The National Police responded that the Cambodian government did not have any policies that discriminated against black people or citizens of African countries in regards to border controls or visas (“We consider them the same as other nationals”), and that any immigration official who asked for more than the standard fee for an entry visa was acting corruptly and should be reported.
More recently,
in 2016 it was reported:
...when it comes to immigration and obtaining visas, Nigerian nationals are routinely asked to pay more than the official fee,
or to hand over additional “fees” upon arrival...Among this year’s issues was that of comedian Idisi Akpobome. Despite having
procured a visa before arriving in August, Akpobome was denied entry at Phnom Penh’s airport after he refused to pay a $1,000
“fee”.
Three senior officials at the department of immigration declined to comment on the issue of visa “fees”.

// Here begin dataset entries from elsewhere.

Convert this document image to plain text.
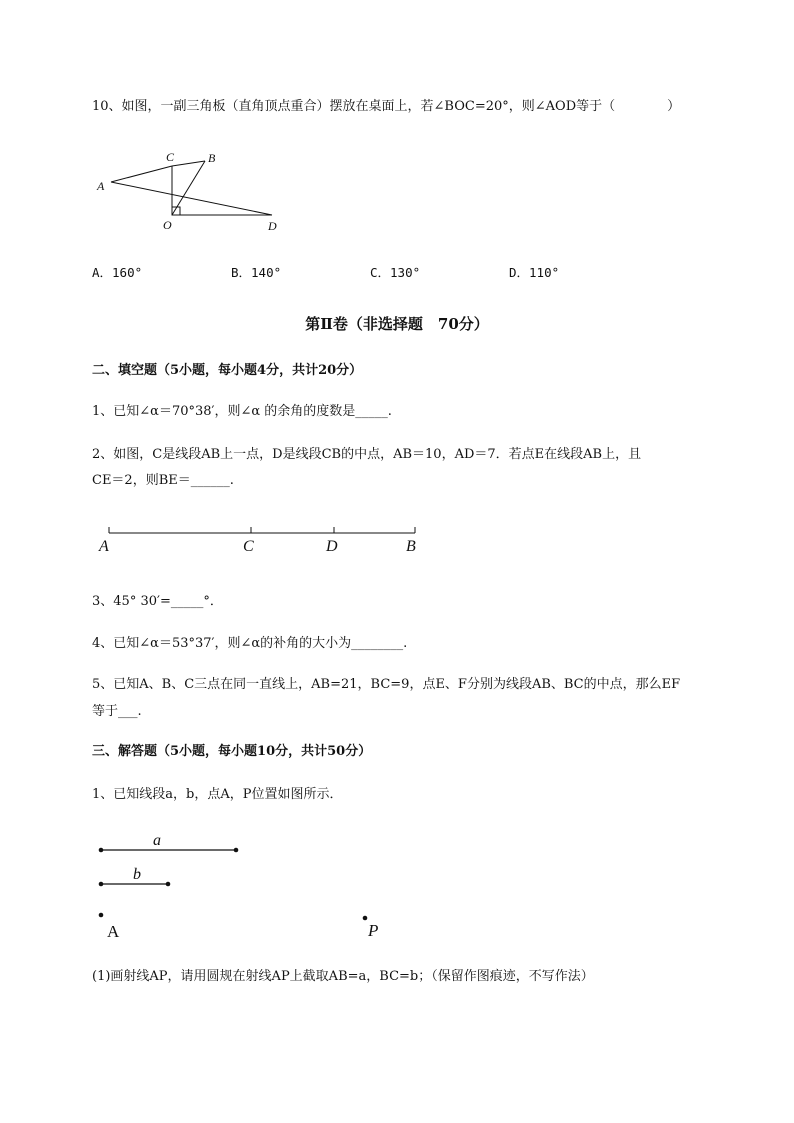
10、如图，一副三角板（直角顶点重合）摆放在桌面上，若∠BOC=20°，则∠AOD等于（　　　　）
A
C	B
O	D
A．160°	B．140°	C．130°	D．110°
第Ⅱ卷（非选择题　70分）
二、填空题（5小题，每小题4分，共计20分）
1、已知∠α＝70°38′，则∠α 的余角的度数是_____.
2、如图，C是线段AB上一点，D是线段CB的中点，AB＝10，AD＝7．若点E在线段AB上，且
CE＝2，则BE＝______.
A	C	D	B
3、45° 30′=_____°．
4、已知∠α＝53°37′，则∠α的补角的大小为________.
5、已知A、B、C三点在同一直线上，AB=21，BC=9，点E、F分别为线段AB、BC的中点，那么EF
等于___.
三、解答题（5小题，每小题10分，共计50分）
1、已知线段a，b，点A，P位置如图所示．
a
b
A	P
(1)画射线AP，请用圆规在射线AP上截取AB=a，BC=b；（保留作图痕迹，不写作法）
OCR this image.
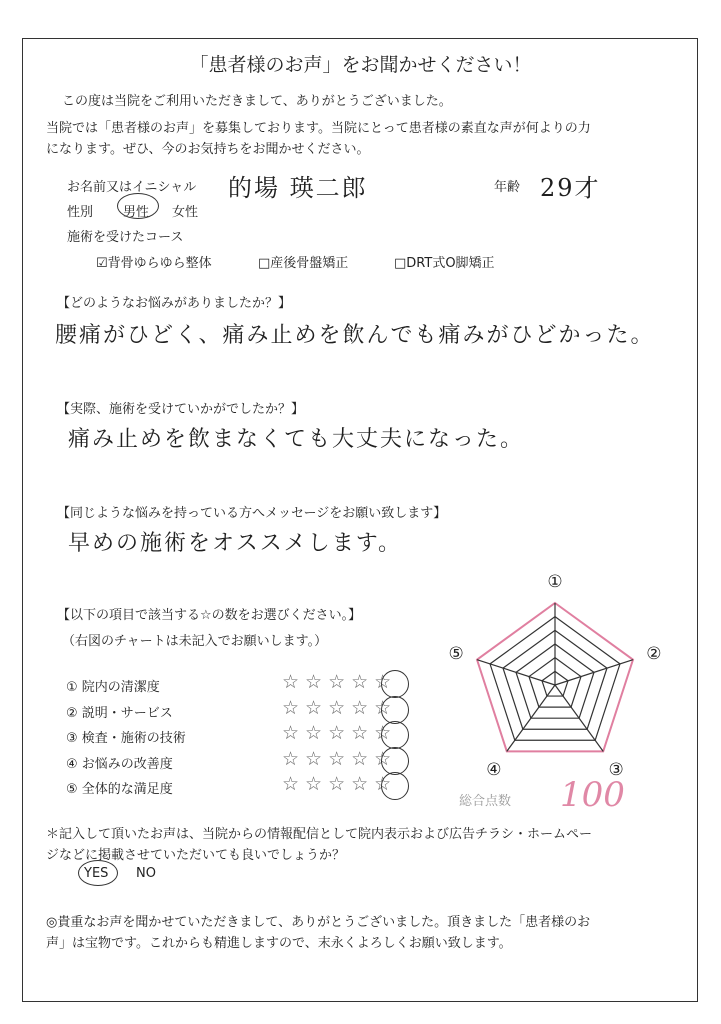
「患者様のお声」をお聞かせください！
この度は当院をご利用いただきまして、ありがとうございました。
当院では「患者様のお声」を募集しております。当院にとって患者様の素直な声が何よりの力
になります。ぜひ、今のお気持ちをお聞かせください。
お名前又はイニシャル 的場 瑛二郎	年齢 29才
性別 男性 女性
施術を受けたコース
☑背骨ゆらゆら整体	□産後骨盤矯正	□DRT式O脚矯正
【どのようなお悩みがありましたか？】
腰痛がひどく、痛み止めを飲んでも痛みがひどかった。
【実際、施術を受けていかがでしたか？】
痛み止めを飲まなくても大丈夫になった。
【同じような悩みを持っている方へメッセージをお願い致します】
早めの施術をオススメします。
【以下の項目で該当する☆の数をお選びください。】
（右図のチャートは未記入でお願いします。）
① 院内の清潔度	☆☆☆☆☆
② 説明・サービス	☆☆☆☆☆
③ 検査・施術の技術	☆☆☆☆☆
④ お悩みの改善度	☆☆☆☆☆
⑤ 全体的な満足度	☆☆☆☆☆
①
②
③
④
⑤
総合点数 100
＊記入して頂いたお声は、当院からの情報配信として院内表示および広告チラシ・ホームペー
ジなどに掲載させていただいても良いでしょうか？
YES NO
◎貴重なお声を聞かせていただきまして、ありがとうございました。頂きました「患者様のお
声」は宝物です。これからも精進しますので、末永くよろしくお願い致します。
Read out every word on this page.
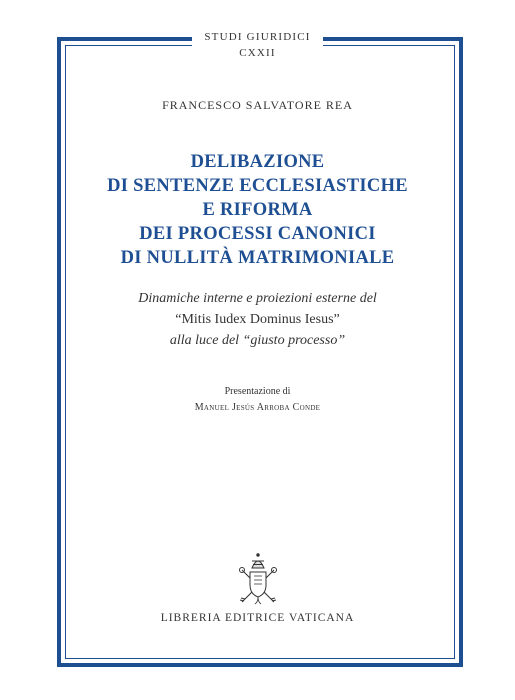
STUDI GIURIDICI
CXXII
FRANCESCO SALVATORE REA
DELIBAZIONE
DI SENTENZE ECCLESIASTICHE
E RIFORMA
DEI PROCESSI CANONICI
DI NULLITÀ MATRIMONIALE
Dinamiche interne e proiezioni esterne del
“Mitis Iudex Dominus Iesus”
alla luce del “giusto processo”
Presentazione di
Manuel Jesús Arroba Conde
LIBRERIA EDITRICE VATICANA
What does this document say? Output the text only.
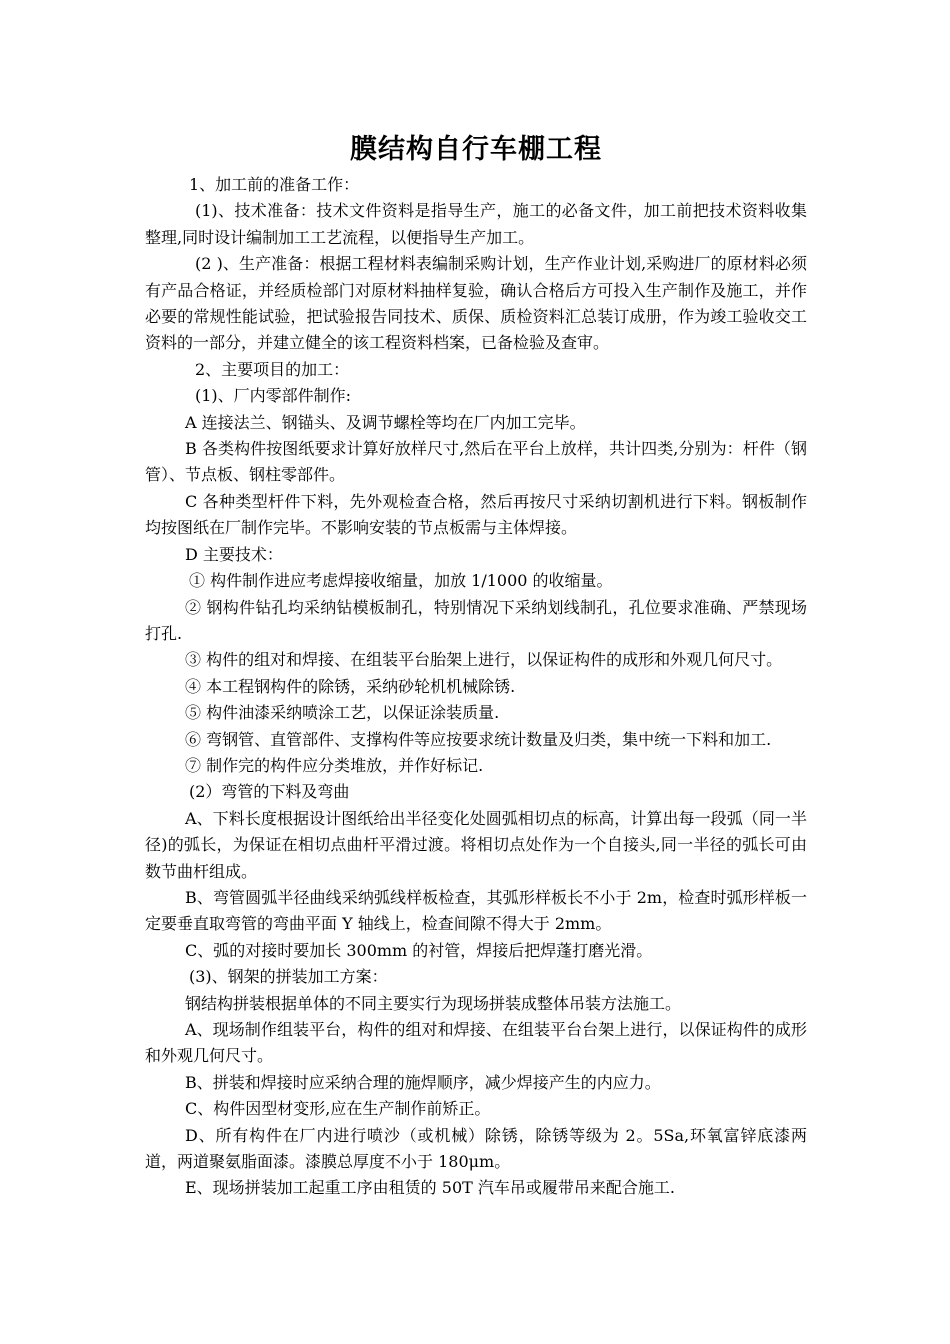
膜结构自行车棚工程

1、加工前的准备工作：

(1)、技术准备：技术文件资料是指导生产，施工的必备文件，加工前把技术资料收集整理,同时设计编制加工工艺流程，以便指导生产加工。

(2 )、生产准备：根据工程材料表编制采购计划，生产作业计划,采购进厂的原材料必须有产品合格证，并经质检部门对原材料抽样复验，确认合格后方可投入生产制作及施工，并作必要的常规性能试验，把试验报告同技术、质保、质检资料汇总装订成册，作为竣工验收交工资料的一部分，并建立健全的该工程资料档案，已备检验及查审。

2、主要项目的加工：

(1)、厂内零部件制作:

A 连接法兰、钢锚头、及调节螺栓等均在厂内加工完毕。

B 各类构件按图纸要求计算好放样尺寸,然后在平台上放样，共计四类,分别为：杆件（钢管）、节点板、钢柱零部件。

C 各种类型杆件下料，先外观检查合格，然后再按尺寸采纳切割机进行下料。钢板制作均按图纸在厂制作完毕。不影响安装的节点板需与主体焊接。

D 主要技术：

① 构件制作进应考虑焊接收缩量，加放 1/1000 的收缩量。

② 钢构件钻孔均采纳钻模板制孔，特别情况下采纳划线制孔，孔位要求准确、严禁现场打孔.

③ 构件的组对和焊接、在组装平台胎架上进行，以保证构件的成形和外观几何尺寸。

④ 本工程钢构件的除锈，采纳砂轮机机械除锈.

⑤ 构件油漆采纳喷涂工艺，以保证涂装质量.

⑥ 弯钢管、直管部件、支撑构件等应按要求统计数量及归类，集中统一下料和加工.

⑦ 制作完的构件应分类堆放，并作好标记.

(2）弯管的下料及弯曲

A、下料长度根据设计图纸给出半径变化处圆弧相切点的标高，计算出每一段弧（同一半径)的弧长，为保证在相切点曲杆平滑过渡。将相切点处作为一个自接头,同一半径的弧长可由数节曲杆组成。

B、弯管圆弧半径曲线采纳弧线样板检查，其弧形样板长不小于 2m，检查时弧形样板一定要垂直取弯管的弯曲平面 Y 轴线上，检查间隙不得大于 2mm。

C、弧的对接时要加长 300mm 的衬管，焊接后把焊蓬打磨光滑。

(3)、钢架的拼装加工方案：

钢结构拼装根据单体的不同主要实行为现场拼装成整体吊装方法施工。

A、现场制作组装平台，构件的组对和焊接、在组装平台台架上进行，以保证构件的成形和外观几何尺寸。

B、拼装和焊接时应采纳合理的施焊顺序，减少焊接产生的内应力。

C、构件因型材变形,应在生产制作前矫正。

D、所有构件在厂内进行喷沙（或机械）除锈，除锈等级为 2。5Sa,环氧富锌底漆两道，两道聚氨脂面漆。漆膜总厚度不小于 180μm。

E、现场拼装加工起重工序由租赁的 50T 汽车吊或履带吊来配合施工.
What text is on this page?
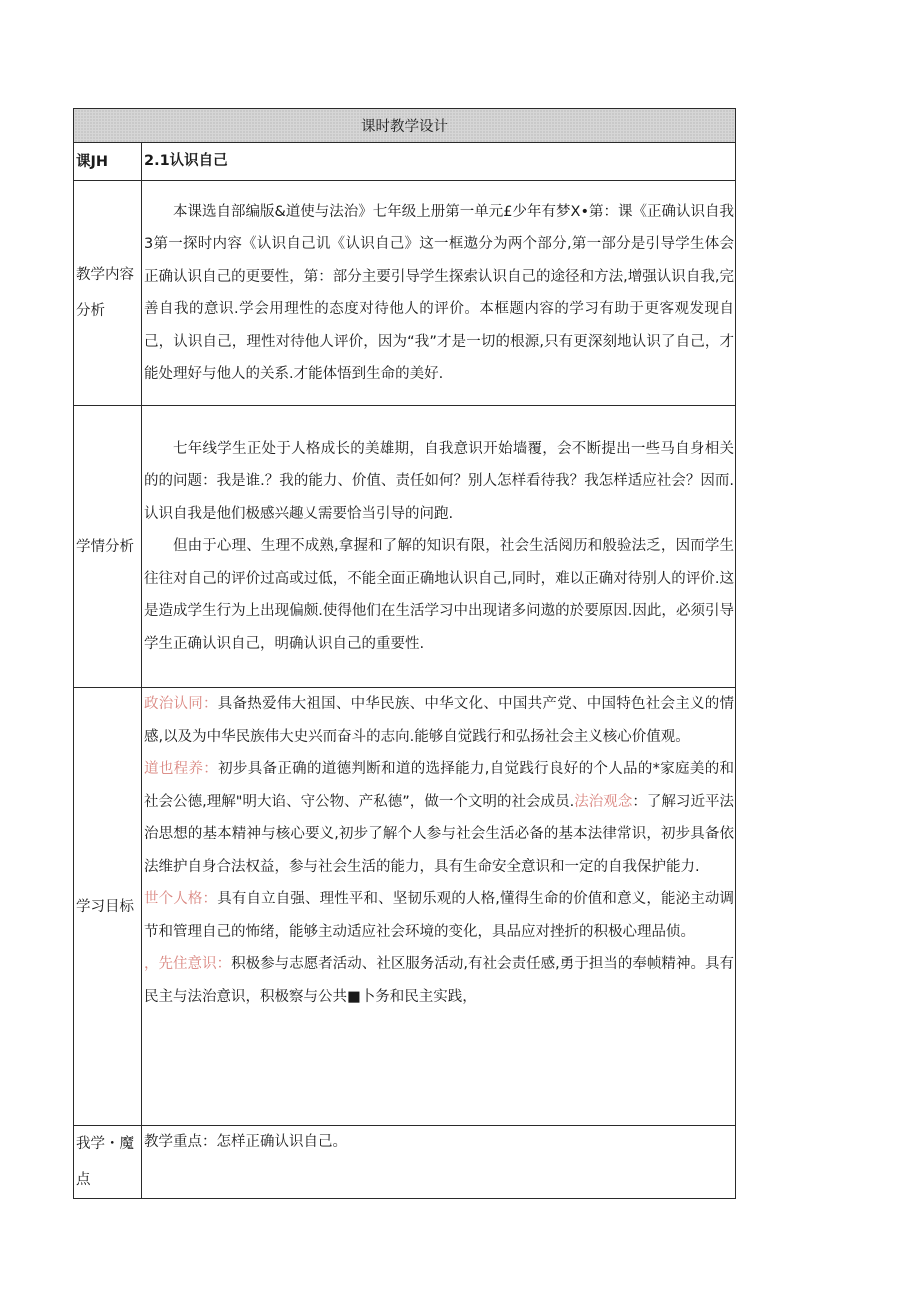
课时教学设计	
课JH	2.1认识自己
教学内容分析	本课选自部编版&道使与法治》七年级上册第一单元£少年有梦X•第：课《正确认识自我3第一探时内容《认识自己讥《认识自己》这一框遨分为两个部分,第一部分是引导学生体会正确认识自己的更要性，第：部分主要引导学生探索认识自己的途径和方法,增强认识自我,完善自我的意识.学会用理性的态度对待他人的评价。本框题内容的学习有助于更客观发现自己，认识自己，理性对待他人评价，因为“我”才是一切的根源,只有更深刻地认识了自己，才能处理好与他人的关系.才能体悟到生命的美好.

学情分析	七年线学生正处于人格成长的美雄期，自我意识开始墙覆，会不断提出一些马自身相关的的问题：我是谁.？我的能力、价值、责任如何？别人怎样看待我？我怎样适应社会？因而.认识自我是他们极感兴趣乂需要恰当引导的问跑.

但由于心理、生理不成熟,拿握和了解的知识有限，社会生活阅历和般验法乏，因而学生往往对自己的评价过高或过低，不能全面正确地认识自己,同时，难以正确对待别人的评价.这是造成学生行为上出现偏颇.使得他们在生活学习中出现诸多问遨的於要原因.因此，必须引导学生正确认识自己，明确认识自己的重要性.

学习目标	政治认同：具备热爱伟大祖国、中华民族、中华文化、中国共产党、中国特色社会主义的情感,以及为中华民族伟大史兴而奋斗的志向.能够自觉践行和弘扬社会主义核心价值观。

道也程养：初步具备正确的道德判断和道的选择能力,自觉践行良好的个人品的*家庭美的和社会公德,理解"明大谄、守公物、产私德”，做一个文明的社会成员.法治观念：了解习近平法治思想的基本精神与核心要义,初步了解个人参与社会生活必备的基本法律常识，初步具备依法维护自身合法权益，参与社会生活的能力，具有生命安全意识和一定的自我保护能力.

世个人格：具有自立自强、理性平和、坚韧乐观的人格,懂得生命的价值和意义，能泌主动调节和管理自己的怖绪，能够主动适应社会环境的变化，具品应对挫折的积极心理品侦。

，先住意识：积极参与志愿者活动、社区服务活动,有社会责任感,勇于担当的奉帧精神。具有民主与法治意识，积极察与公共■卜务和民主实践，

我学・魔点	教学重点：怎样正确认识自己。
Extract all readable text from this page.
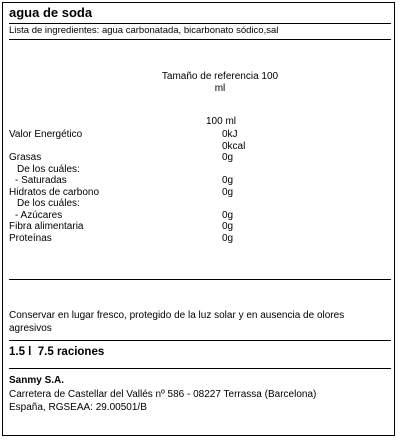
agua de soda
Lista de ingredientes: agua carbonatada, bicarbonato sódico,sal
Tamaño de referencia 100
ml
100 ml
Valor Energético	0kJ
0kcal
Grasas	0g
De los cuáles:
- Saturadas	0g
Hidratos de carbono	0g
De los cuáles:
- Azúcares	0g
Fibra alimentaria	0g
Proteínas	0g
Conservar en lugar fresco, protegido de la luz solar y en ausencia de olores agresivos
1.5 l  7.5 raciones
Sanmy S.A.
Carretera de Castellar del Vallés nº 586 - 08227 Terrassa (Barcelona)
España, RGSEAA: 29.00501/B
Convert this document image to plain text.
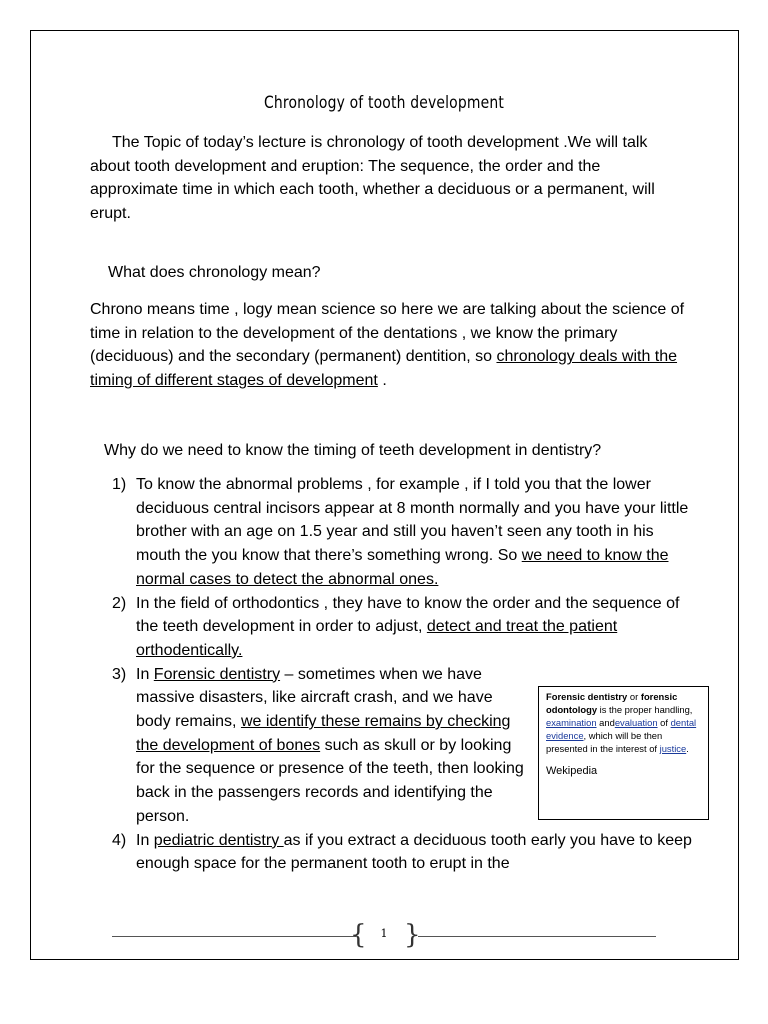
Chronology of tooth development

The Topic of today’s lecture is chronology of tooth development .We will talk about tooth development and eruption: The sequence, the order and the approximate time in which each tooth, whether a deciduous or a permanent, will erupt.

What does chronology mean?

Chrono means time , logy mean science so here we are talking about the science of time in relation to the development of the dentations , we know the primary (deciduous) and the secondary (permanent) dentition, so chronology deals with the timing of different stages of development .

Why do we need to know the timing of teeth development in dentistry?

1) To know the abnormal problems , for example , if I told you that the lower deciduous central incisors appear at 8 month normally and you have your little brother with an age on 1.5 year and still you haven’t seen any tooth in his mouth the you know that there’s something wrong. So we need to know the normal cases to detect the abnormal ones.
2) In the field of orthodontics , they have to know the order and the sequence of the teeth development in order to adjust, detect and treat the patient orthodentically.
3) In Forensic dentistry – sometimes when we have massive disasters, like aircraft crash, and we have body remains, we identify these remains by checking the development of bones such as skull or by looking for the sequence or presence of the teeth, then looking back in the passengers records and identifying the person.
4) In pediatric dentistry as if you extract a deciduous tooth early you have to keep enough space for the permanent tooth to erupt in the
Forensic dentistry or forensic odontology is the proper handling, examination andevaluation of dental evidence, which will be then presented in the interest of justice.
Wekipedia
{ }
1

In short, the official position is that the behavior reported by these Africans was not due to discrimination, that they were considered the same as other nationals, and that they encountered immigration officials who were acting corruptly. Therefore, the logical conclusion to draw is that every traveler to Cambodia should be prepared for the possibility of encountering immigration officials acting corruptly and demanding "fees".
In Transparency International's 2020 Corruption Perceptions Index, which ranks 180 countries and territories by their perceived levels of public sector corruption according to experts and businesspeople, Cambodia ranked near the bottom at 160.
Discrimination
Discrimination against Vietnamese in Cambodia (both nationals of Vietnam, and ethnic Vietnamese who have resided for generations in territory under the rule of Cambodia) is widespread and well documented. One article sums up the situation in its title: "Cambodia's Anti-Vietnam Obsession".

Under the Khmer Rouge, ethnic Vietnamese suffered mass deportation to Vietnam - and not allowed to take birth and citizenship documentation with them. After the regime's fall, they were allowed to return but were issued documents that identified them as "immigrant”, “foreign national”, “Vietnamese national”, or “ethnic Vietnamese”. The current authorities still maintain this status: according to one study, contrary to Cambodian law, children born to ethnic Vietnamese in floating village communities are excluded from citizenship, as local enforcement officials believed that ethnic Vietnamese could not apply for birth certificates. Acquisition of Cambodian ID cards is predominantly through informal steep payments to local authorities or individual enforcement officials.
Excluded from citizenship and classified by Cambodian authorities as “Vietnamese national” (despite having no ties to Vietnam),
the ethnic Vietnamese are then rounded up as "illegal immigrants" whenever the government feels the need for a "tough on illegals"
campaign (the ruling party came to power as a Vietnam-backed government, which is viewed as a political liability given the public's
historical grievances against Vietnam). A
December 2015 Phnom Penh Post article
reported:
A year-long crackdown on illegal immigration equated to a threefold increase in deportations in the first 11 months of 2015,
with 4,312 foreigners sent home versus just 1,307 in the same period last year, according to a Department of Immigration report
obtained yesterday.
The proportion of Vietnamese deportees is over 90 per cent this year, an increase from 2014, when 81 per cent of all deportees
were Vietnamese...
...[immigration department chief, Uk Hai Sela] said that some deportees come back illegally, requiring police to arrest and
deport them again.
“They did not commit a serious crime in our country, but they did not have valid documents such as passports, visas and work
permits,” said Hai Sela.
In April 2017,
the government announced:
...plans to retroactively strip citizenship from children of immigrants whom they say were mistakenly awarded Cambodian
nationality as long as 30 years ago...
...According to the ministry’s own report, the policy would mostly affect Vietnamese immigrants living in Cambodia.